Improv Basics: Yes, And…
This week, I took my first improv class, and I want to share what I learned because it was both fun and insightful to the art of conversation. I still have a lot to learn, so consider this an initial impression rather than a complete explanation.
Improv is all about understanding and accepting reality. Our first lesson focused on this idea, starting with a simple exercise: rant about anything. Standing in front of the class, we talked about things we strongly believed in or cared about—like a love for sailing. Since we were drawing from our own perspectives, it made it very easy to talk nonstop.
Next, we moved on to group exercises where we were given a shared reality. Each group was told a prompt about who we were and how we knew each other, then we had to talk about it. For example, we were pirates on a boat. Even though it was a made-up reality, we all knew exactly what the context was, which made it easy to accept it and react naturally and cohesively as a group.
Then, we learned how to create our own shared reality with an explicit framework. In pairs, we had to decide who we were, where we were, what we were doing, and how we felt—then perform a scene. For example, we could decide to be angry pirates on a ship running out of food. By creating and agreeing on these details together, we established a clear context and guidelines for how we would react with each other.
Finally, we practiced creating a shared reality naturally. Again in pairs, we were given a single word as a prompt and had to develop a reality and scene at the same time. This was much harder because we had to constantly make decisions while agreeing on the evolving reality. For instance, one person might say, “The ocean waves look eerie tonight,” pretending to steer a ship, establishing a location, an action, and a role. The other person could respond, “Captain, we have a problem with the rudder,” confirming the other’s role, conveying their own feelings and action. Not having an explicit framework requires you to truly listen and strategically respond to others in a way that bilaterally agrees with what they say while also continuing to develop context. Although it was significantly harder to work cohesively—since you must build and accept the reality in real-time—drawing on the foundations of the previous exercises made it feel more manageable.
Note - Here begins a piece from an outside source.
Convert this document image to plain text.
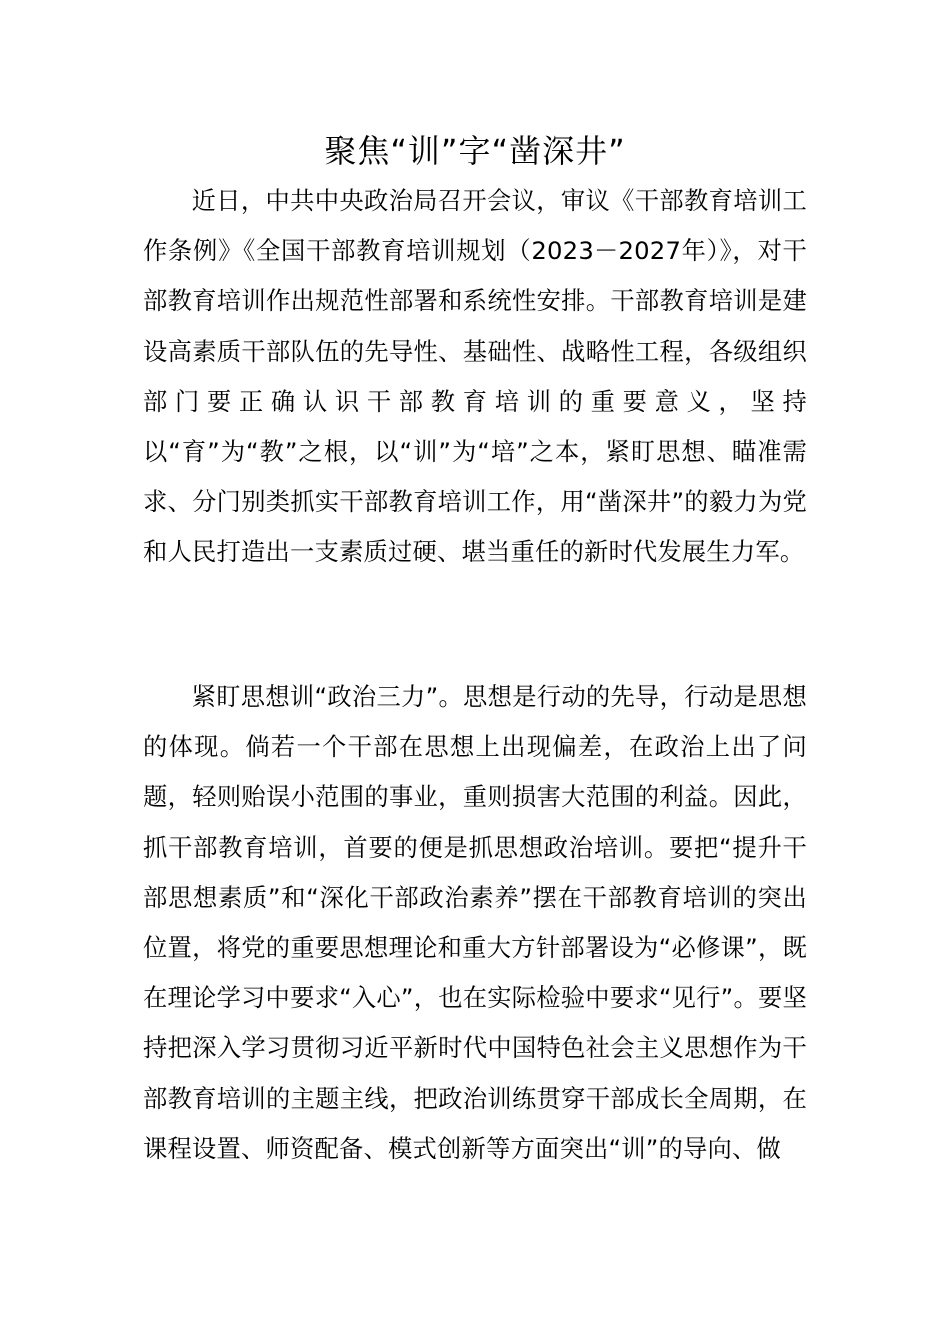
聚焦“训”字“凿深井”

近日，中共中央政治局召开会议，审议《干部教育培训工作条例》《全国干部教育培训规划（2023－2027年）》，对干部教育培训作出规范性部署和系统性安排。干部教育培训是建设高素质干部队伍的先导性、基础性、战略性工程，各级组织部门要正确认识干部教育培训的重要意义，坚持以“育”为“教”之根，以“训”为“培”之本，紧盯思想、瞄准需求、分门别类抓实干部教育培训工作，用“凿深井”的毅力为党和人民打造出一支素质过硬、堪当重任的新时代发展生力军。

紧盯思想训“政治三力”。思想是行动的先导，行动是思想的体现。倘若一个干部在思想上出现偏差，在政治上出了问题，轻则贻误小范围的事业，重则损害大范围的利益。因此，抓干部教育培训，首要的便是抓思想政治培训。要把“提升干部思想素质”和“深化干部政治素养”摆在干部教育培训的突出位置，将党的重要思想理论和重大方针部署设为“必修课”，既在理论学习中要求“入心”，也在实际检验中要求“见行”。要坚持把深入学习贯彻习近平新时代中国特色社会主义思想作为干部教育培训的主题主线，把政治训练贯穿干部成长全周期，在课程设置、师资配备、模式创新等方面突出“训”的导向、做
At the core of all these exercises is the foundational improv principle of “Yes, And.” This does not mean blindly agreeing with what question is being asked; it is about agreeing to the shared reality someone else is creating so you can build on it yourself. It's saying, “Yes, I see you are a pirate, but no, I will not let you take my ship.” Rejecting people's proposed reality only stalls progress since you have no conversational foundation to build upon.
I hope sharing this fun experience through this short explanation helped you think a little more about improv and inspired you to also want to learn a little more about the art of conversation. Thanks for reading, cheers.